靠在墙边,宋幼凝皮肤上出了许多冷汗,陷入应激状态下的他无法站起身来,呼吸也开始变得越来越乱。
他想,就在盛意家门口,里面……是盛意在跟别人起冲突吗?
在一起的这段时间,盛意一改往前逃课、懒散的形象,宋幼凝几乎整天跟他腻在一起,也没有再看见他打过架,身上多出过伤。

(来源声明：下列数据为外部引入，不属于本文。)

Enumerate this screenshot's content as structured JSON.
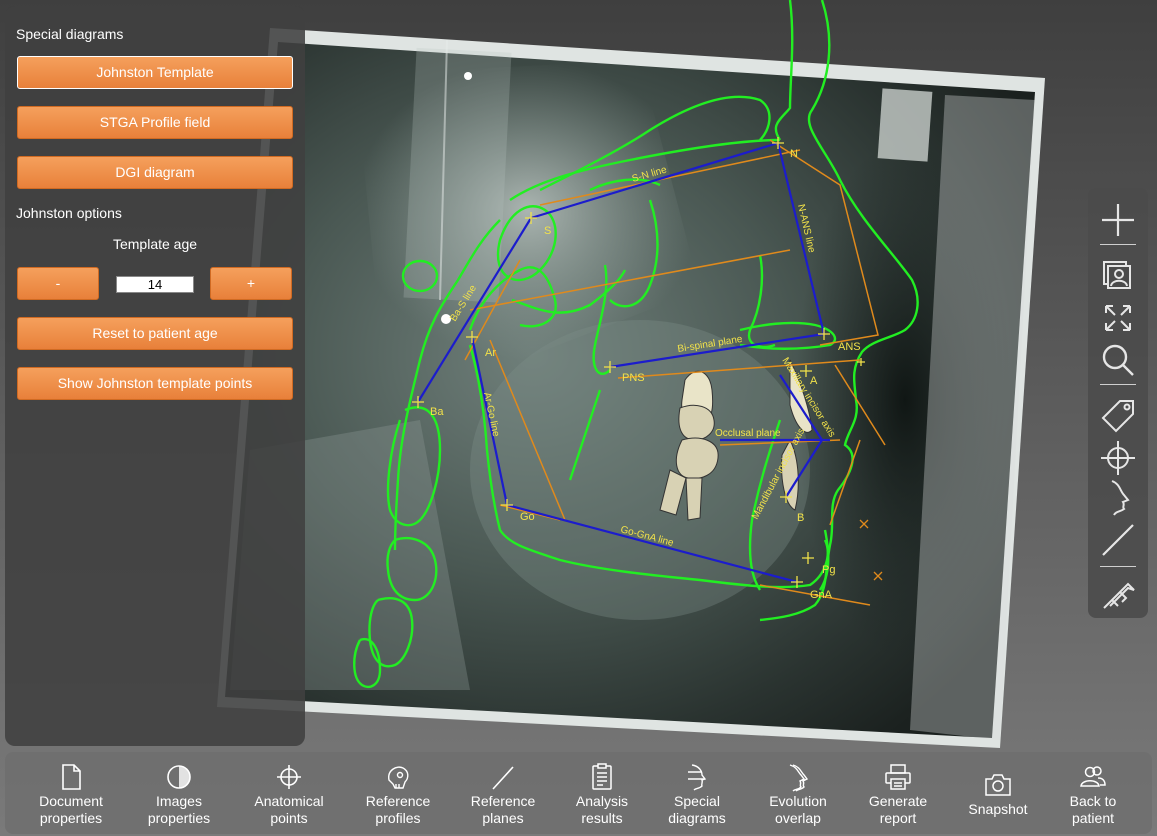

连老师和同学们,都不自觉渐渐不再对盛意敬而远之,关柿还打趣,说盛意是要退位让贤,把“校霸”的名头让给别人当了。
说好了不会再跟人打架的。
盛意还是……在骗他吗?
眼眶不自觉红了几息,心里乱糟糟地想着这些,宋幼凝不知道耳朵里的高亢叫声是什么时候停的,等他恢复了一点力气,从应激的状态里缓过来一点时,头还埋在膝盖中间,鼻尖就突然闻到了淡淡的血腥气,自头顶处慢慢朝他飘过来。
“宝宝。”
低沉嗓音随即也在近在咫尺的地方响起。
是盛意略显喑哑的声音。
咬了咬嘴唇,宋幼凝抬起脸,眼睛湿漉漉地望向出声叫他的人。
第一眼是盛意伸过来捏他脸颊的手。
顺着手背往上,青筋凸起的手臂上俨然破了很长的一道口子,血液顺着那条手臂,滴滴答答往下流淌。
宋幼凝一下子就哭了出来。
“盛意。”
宋幼凝哭着叫盛意的大名,在盛意顿了顿要来抱他起来的时候,他偏头躲开人,视线从那处伤口上移开,他瞪着对面弯腰向他伸出手臂的人,很委屈又装作很凶地质问。
“你又打架?”
“你为什么……骗我……”
耳鸣消失了,但耳朵边还是嗡嗡嗡的,盛意看起来不愿多说,不想在这个时候跟他解释,仍旧弯了腰,无视他的躲避,将蹲在墙边的他一把单手拽起抱了起来。